DES PRATIQUES PUNIES PAR LA LOI…
De son conté, le président de l’ASCOSEN a aussi énuméré les différentes méthodes utilisées par les bailleurs pour contourner la loi. «Les bailleurs ont essayé de contourner la loi. Ensuite, pour avoir des preuves pour expulser les locataires, les bailleurs ont essayé d’autre méthodes en refusant de ne pas prendre l’argent quand le locataire vient payer. L’autre méthode consiste à essayer de donner ce qu’on appelle des congés », a listé Momar Ndao. «Mais, a-t-il rassuré, nous avons pu détourner ces entourloupes-là pour toutes les personnes qui nous ont saisies. Dans ces conditions-là, ça nous permis de remettre en cause toutes ces difficultés».
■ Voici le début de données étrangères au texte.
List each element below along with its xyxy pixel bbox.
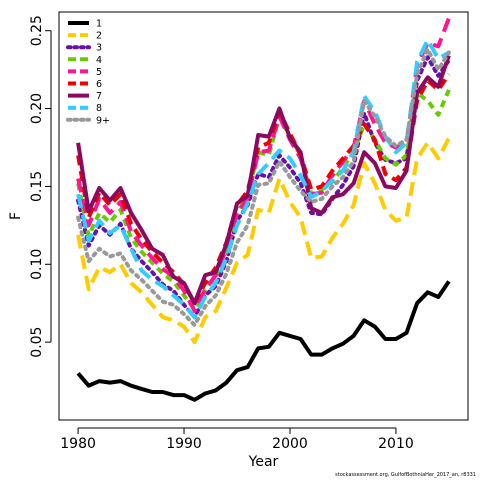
legend-label-2: 2 <box>96 31 102 42</box>
series-line-6 <box>76 73 451 306</box>
series-line-5 <box>76 17 451 313</box>
x-tick-label-2010: 2010 <box>378 436 414 452</box>
legend-label-9+: 9+ <box>96 115 110 126</box>
legend-label-6: 6 <box>96 79 102 90</box>
legend-label-7: 7 <box>96 91 102 102</box>
y-tick-label-0.10: 0.10 <box>29 249 45 280</box>
x-axis-label: Year <box>248 454 279 470</box>
axes: 1980 1990 2000 2010 0.05 0.10 0.15 0.20 0.25 Year… <box>8 11 469 470</box>
plot-frame <box>58 11 469 421</box>
y-tick-label-0.15: 0.15 <box>29 171 45 202</box>
legend-label-4: 4 <box>96 55 102 66</box>
y-tick-label-0.25: 0.25 <box>29 15 45 46</box>
series-line-7 <box>76 54 451 306</box>
series-line-9+ <box>76 47 451 327</box>
series-line-1 <box>76 280 451 402</box>
x-tick-label-1990: 1990 <box>166 436 202 452</box>
series-line-2 <box>76 137 451 345</box>
legend-label-3: 3 <box>96 43 102 54</box>
legend-label-5: 5 <box>96 67 102 78</box>
series-line-4 <box>76 89 451 312</box>
y-axis-label: F <box>8 212 24 220</box>
series-lines <box>76 17 451 402</box>
y-tick-label-0.20: 0.20 <box>29 93 45 124</box>
legend-label-1: 1 <box>96 19 102 30</box>
x-tick-label-2000: 2000 <box>272 436 308 452</box>
y-tick-label-0.05: 0.05 <box>29 327 45 358</box>
credit-text: stockassessment.org, GulfofBothniaHer_20… <box>335 472 476 478</box>
x-tick-label-1980: 1980 <box>60 436 96 452</box>
legend-label-8: 8 <box>96 103 102 114</box>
LES LOCATAIRES ETRANGERS PRIVILEGIES…
Beaucoup de locataires sénégalais se plaignent de la nouvelle tendance chez les bailleurs et agences immobilières, consistant à préférer les locataires étrangers. Et les témoignages allant dans ce sens sont nombreux. Interpellé sur la question Birane Tall, agent immobilier parle ouvertement du sujet. «La raison est que beaucoup d’étrangers et surtout d’étudiants étrangers ont un pouvoir d’achat beaucoup plus élevé que certains nationaux. Ils peuvent verser à leurs bailleurs la totalité du loyers pour toute année scolaire en une ou deux tranches», explique-t-il. Et d’ajouter que : «Ceux qui louent leurs maisons aux étrangers dans ces zones ne le font pas par gaieté de cœurs. Mais, c’est juste une question de survie, parce qu’ils comptent sur l’argent du loyer pour subvenir à leurs besoin». Aussi, précise-t-il que même si le fait est avéré dans le milieu, «Ce ne sont pas tous les bailleurs qui préfèrent louer à des étrangers et ce ne sont pas aussi toutes les zones qui sont concernées». A l’en croire, «la plupart des cas, ce sont les environs de l’université qui sont concernés par ce phénomène».